While you may look at all of the expenses related to owning a home, lenders will look at slightly different criteria, known as qualifying ratios. Basically, they want to know what percentage of your income you will be spending on monthly payment.

The front-end ratio, or front ratio, compares your monthly pre-tax income with your house payment. Most lenders want to see a front-end ratio of 28 or lower; this means you’ll spend no more than 28 percent of your monthly gross on your mortgage.

The other ratio that lenders look at is the back-end ratio, or back ratio. This calculates how much of your pre-tax income will go toward your house payment, plus all of your other monthly debt payments—such as auto loans, credit cards, etc.

Not so long ago, a back-end ratio of 36 was the limit, but lenders have loosened their restrictions on this number somewhat.

It can be useful to figure out these numbers yourself and see if the house payment you have in mind may actually cause you undue financial risk.

You will definitely want to contact more than one potential lender, so you can compare interest rates and all the other terms associated with a loan.

To get started, you may want to research mortgages through:

  • your bank or credit union;
  • any of the thousands of other banks that offer mortgages;
  • on-line lenders; and
  • mortgage brokers.

Many consumers choose to shop through a mortgage broker, because brokers have access to loans from a range of banks.

Rather than dealing with each bank yourself, you can save time and effort—and reduce the number of inquiries that show up on your credit report—by filling out one application with a mortgage broker. A good broker will find you the best deal, given the property, your preferences and your credit score.
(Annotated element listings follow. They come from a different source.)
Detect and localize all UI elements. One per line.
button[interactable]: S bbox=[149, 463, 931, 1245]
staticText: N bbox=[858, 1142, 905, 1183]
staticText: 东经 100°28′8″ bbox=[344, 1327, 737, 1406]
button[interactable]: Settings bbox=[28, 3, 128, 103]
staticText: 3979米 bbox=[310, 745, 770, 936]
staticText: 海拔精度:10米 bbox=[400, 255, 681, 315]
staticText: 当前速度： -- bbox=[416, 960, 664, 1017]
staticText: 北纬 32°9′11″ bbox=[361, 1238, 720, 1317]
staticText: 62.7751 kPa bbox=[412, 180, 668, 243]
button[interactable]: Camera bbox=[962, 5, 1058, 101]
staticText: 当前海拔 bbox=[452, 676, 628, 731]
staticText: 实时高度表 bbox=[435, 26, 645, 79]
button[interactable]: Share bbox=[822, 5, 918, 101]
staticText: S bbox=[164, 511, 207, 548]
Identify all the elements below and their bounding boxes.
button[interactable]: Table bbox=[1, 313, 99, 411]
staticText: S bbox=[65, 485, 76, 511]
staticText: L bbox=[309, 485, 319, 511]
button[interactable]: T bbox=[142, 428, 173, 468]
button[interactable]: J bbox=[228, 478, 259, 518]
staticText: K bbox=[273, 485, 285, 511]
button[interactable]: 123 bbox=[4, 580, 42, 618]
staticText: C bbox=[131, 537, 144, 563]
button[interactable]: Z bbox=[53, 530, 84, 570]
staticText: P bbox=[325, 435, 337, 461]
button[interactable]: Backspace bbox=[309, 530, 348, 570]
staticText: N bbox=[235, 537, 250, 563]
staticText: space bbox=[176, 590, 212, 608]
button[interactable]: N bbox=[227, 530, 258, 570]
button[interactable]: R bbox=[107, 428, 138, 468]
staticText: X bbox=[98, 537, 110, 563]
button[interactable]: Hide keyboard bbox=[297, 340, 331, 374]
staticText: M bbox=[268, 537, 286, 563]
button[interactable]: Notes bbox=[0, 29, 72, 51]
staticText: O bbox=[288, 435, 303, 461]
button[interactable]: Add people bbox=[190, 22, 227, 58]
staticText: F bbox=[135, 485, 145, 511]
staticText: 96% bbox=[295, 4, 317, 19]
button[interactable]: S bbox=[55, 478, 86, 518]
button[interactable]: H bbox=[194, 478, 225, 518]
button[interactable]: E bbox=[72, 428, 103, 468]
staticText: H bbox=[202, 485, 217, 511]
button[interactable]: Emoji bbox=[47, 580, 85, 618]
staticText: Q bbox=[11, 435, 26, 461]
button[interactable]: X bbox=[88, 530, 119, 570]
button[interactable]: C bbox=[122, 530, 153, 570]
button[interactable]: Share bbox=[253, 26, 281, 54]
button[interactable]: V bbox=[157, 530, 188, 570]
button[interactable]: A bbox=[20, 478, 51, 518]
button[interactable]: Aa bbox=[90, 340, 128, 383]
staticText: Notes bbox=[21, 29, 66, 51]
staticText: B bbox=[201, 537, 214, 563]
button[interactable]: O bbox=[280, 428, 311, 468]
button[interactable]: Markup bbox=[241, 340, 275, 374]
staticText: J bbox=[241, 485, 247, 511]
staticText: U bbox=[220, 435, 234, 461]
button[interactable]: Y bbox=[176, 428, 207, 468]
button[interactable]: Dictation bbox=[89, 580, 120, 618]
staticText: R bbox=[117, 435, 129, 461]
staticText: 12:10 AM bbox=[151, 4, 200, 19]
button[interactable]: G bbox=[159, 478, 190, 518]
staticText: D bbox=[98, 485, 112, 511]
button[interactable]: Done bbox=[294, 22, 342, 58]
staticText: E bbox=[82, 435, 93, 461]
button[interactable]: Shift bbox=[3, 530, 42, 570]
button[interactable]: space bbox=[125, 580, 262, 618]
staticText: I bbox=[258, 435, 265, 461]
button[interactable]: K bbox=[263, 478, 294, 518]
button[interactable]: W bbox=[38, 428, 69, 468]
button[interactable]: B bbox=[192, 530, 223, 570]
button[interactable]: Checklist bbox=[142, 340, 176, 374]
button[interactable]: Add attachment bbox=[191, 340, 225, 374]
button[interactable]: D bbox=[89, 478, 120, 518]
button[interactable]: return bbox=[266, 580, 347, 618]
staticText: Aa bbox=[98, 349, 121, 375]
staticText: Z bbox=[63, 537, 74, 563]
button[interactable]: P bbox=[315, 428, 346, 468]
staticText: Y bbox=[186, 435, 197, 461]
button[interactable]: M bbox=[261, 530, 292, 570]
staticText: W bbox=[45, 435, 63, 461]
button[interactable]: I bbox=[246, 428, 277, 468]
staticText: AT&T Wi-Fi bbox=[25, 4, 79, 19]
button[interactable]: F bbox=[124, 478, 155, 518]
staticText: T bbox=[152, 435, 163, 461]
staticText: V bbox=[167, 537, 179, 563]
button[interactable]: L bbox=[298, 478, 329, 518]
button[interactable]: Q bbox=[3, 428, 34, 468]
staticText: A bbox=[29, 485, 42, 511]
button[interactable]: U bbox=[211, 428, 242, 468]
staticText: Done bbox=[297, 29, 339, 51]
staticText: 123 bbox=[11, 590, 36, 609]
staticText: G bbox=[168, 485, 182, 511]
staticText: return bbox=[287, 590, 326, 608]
The broker makes his money by adding a broker premium to the cost of the loan, which he gets at a discounted rate. It’s essentially like buying anything at retail: The broker gets the loan at wholesale, then marks it up before selling it to you.

Whether you meet with your bank or a mortgage broker or go through an on-line lending service, your goal remains the same: to get a pre-approval letter before you start house hunting.

The pre-approval letter estimates how much you will be able to borrow, based on current interest rates and a quick look at your credit history. In some markets, where homes are selling quickly, your real estate agent may refuse to write an offer for you if you aren’t at least pre-qualified by a lender.

A pre-qualification letter is similar to pre-approval letter, but a “pre-qual” is nonbinding. If you’re buying in a hot real estate market, a pre-approval letter is better…and may be necessary.